The topic multiple-system atrophy (MSA) alerts the reader that a description of a neurodegenerative disorder characterized by predominant involvement of the basal ganglia, cerebellar, and autonomic pathways follows. The uninitiated may be understandably misled by the broad inference of the term MSA. We describe the historical derivation of this appellation, although perhaps we should not dismiss the impulse to reexamine the congruity of this diagnostic subset with the range of patients seen in the clinical setting. The sharp distinction of MSA from the other neurodegenerative processes, as depicted in discrete chapters of this book, belies the challenge facing the clinician when diagnosing the individual patient. Despite the prodigious advances in medicine, MSA and neurodegenerative disorders as a group remain clinical diagnoses, and the heterogeneity of our patients defies simple classification.
The conceptualization of the diagnosis of MSA emerged from a series of publications that each described fragments of a larger picture. Dejerine and Thomas1 first coined the term olivopontocerebellar atrophy (OPCA) in 1900 to describe two sporadic cases of progressive cerebellar degeneration with parkinsonism. Sixty years later, Shy and Drager2 published the first clinicopathological study of a patient with idiopathic orthostatic hypotension (OH). They recognized the association of OH with a primary degenerative disorder of the nervous system involving the intermediolateral cell column of the spinal cord, medulla, pons, midbrain, cerebellum, and basal ganglia. The full clinical syndrome comprised “orthostatic hypotension, urinary and rectal incontinence, loss of sweating, iris atrophy, external ocular palsies, rigidity, tremor, loss of associated movement, impotence, the findings of an atonic bladder and loss of the rectal sphincter tone, fasciculations, wasting of distal muscles, and evidence of a neuropathic lesion.”2
Also in 1960, van der Eecken et al.3 described a unique pathological subgroup among a large number of patients with paralysis agitans. Striatopallidonigral degeneration was identified with “virtual disappearance of the small cells of the caudate nucleus and putamen” in a few patients with rigidity but minimal tremor. The full clinicopathological study was published the following year.4 In addition to parkinsonism, brisk reflexes, extensor plantar responses, ataxia, dysarthria, syncope, incontinence, and impotence were described among the three patients reported.
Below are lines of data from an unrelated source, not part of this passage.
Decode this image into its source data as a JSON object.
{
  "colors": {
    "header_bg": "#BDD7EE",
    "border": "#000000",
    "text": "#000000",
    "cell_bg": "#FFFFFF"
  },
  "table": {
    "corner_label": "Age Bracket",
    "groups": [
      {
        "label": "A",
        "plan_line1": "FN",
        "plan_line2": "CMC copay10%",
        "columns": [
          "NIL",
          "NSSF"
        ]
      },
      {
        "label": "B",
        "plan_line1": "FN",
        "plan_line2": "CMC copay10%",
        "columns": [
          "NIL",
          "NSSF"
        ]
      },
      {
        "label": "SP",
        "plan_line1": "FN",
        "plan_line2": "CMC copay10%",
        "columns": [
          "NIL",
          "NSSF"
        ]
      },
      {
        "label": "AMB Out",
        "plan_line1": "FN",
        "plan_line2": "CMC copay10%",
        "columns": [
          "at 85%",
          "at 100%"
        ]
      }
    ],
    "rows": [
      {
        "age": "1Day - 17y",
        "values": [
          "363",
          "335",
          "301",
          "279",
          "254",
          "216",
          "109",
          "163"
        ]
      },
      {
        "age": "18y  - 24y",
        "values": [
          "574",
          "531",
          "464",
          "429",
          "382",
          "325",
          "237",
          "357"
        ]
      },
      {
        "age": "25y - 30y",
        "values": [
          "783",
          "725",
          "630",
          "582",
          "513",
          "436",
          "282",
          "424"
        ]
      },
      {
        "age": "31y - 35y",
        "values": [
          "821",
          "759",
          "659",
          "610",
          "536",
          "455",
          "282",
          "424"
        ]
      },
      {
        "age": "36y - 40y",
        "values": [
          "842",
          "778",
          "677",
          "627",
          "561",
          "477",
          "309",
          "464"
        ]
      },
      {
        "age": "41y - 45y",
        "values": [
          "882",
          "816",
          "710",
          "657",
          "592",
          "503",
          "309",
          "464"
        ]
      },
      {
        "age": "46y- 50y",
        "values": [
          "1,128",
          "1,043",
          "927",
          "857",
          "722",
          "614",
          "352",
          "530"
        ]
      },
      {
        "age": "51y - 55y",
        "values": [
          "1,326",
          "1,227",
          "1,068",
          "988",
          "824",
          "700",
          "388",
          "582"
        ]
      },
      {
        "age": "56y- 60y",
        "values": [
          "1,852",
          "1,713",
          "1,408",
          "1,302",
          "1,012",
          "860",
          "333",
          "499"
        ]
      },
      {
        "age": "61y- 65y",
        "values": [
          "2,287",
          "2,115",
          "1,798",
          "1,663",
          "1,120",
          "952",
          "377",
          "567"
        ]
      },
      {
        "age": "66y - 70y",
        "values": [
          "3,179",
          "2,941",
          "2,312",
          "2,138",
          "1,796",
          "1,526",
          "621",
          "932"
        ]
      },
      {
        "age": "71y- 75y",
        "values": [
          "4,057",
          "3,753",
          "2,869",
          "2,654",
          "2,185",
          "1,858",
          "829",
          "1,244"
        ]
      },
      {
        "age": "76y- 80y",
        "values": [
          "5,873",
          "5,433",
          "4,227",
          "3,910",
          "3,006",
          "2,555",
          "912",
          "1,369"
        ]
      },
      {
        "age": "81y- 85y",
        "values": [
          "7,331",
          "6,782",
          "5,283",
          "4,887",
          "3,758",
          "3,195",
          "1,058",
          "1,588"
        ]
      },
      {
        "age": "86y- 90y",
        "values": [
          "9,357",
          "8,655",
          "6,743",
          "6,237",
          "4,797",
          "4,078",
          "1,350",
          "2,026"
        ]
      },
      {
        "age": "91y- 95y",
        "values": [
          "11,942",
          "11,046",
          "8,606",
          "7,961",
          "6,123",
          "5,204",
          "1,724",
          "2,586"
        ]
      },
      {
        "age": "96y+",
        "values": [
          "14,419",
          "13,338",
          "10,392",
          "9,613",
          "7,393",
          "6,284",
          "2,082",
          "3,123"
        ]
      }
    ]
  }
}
Neurodegeneration was also identified in the cerebellum, olivary nuclei, and pons.
The conceptual threads of the three disorders, OPCA, Shy–Drager syndrome (SDS), and striatonigral degeneration (SND), were tied together in a seminal paper by Graham and Oppenheimer5 in 1969:
What is needed is a general term to cover this collection of overlapping progressive presenile multisystem degenerations. As the causes of this group of conditions are still unknown, such a general term would merely be a temporary practical convenience… What we wish to avoid is the multiplication of names for ‘disease entities’ which in fact are merely the expressions of neuronal atrophy in a variety of overlapping combinations. We therefore propose to use the term multiple system atrophy to cover the whole group.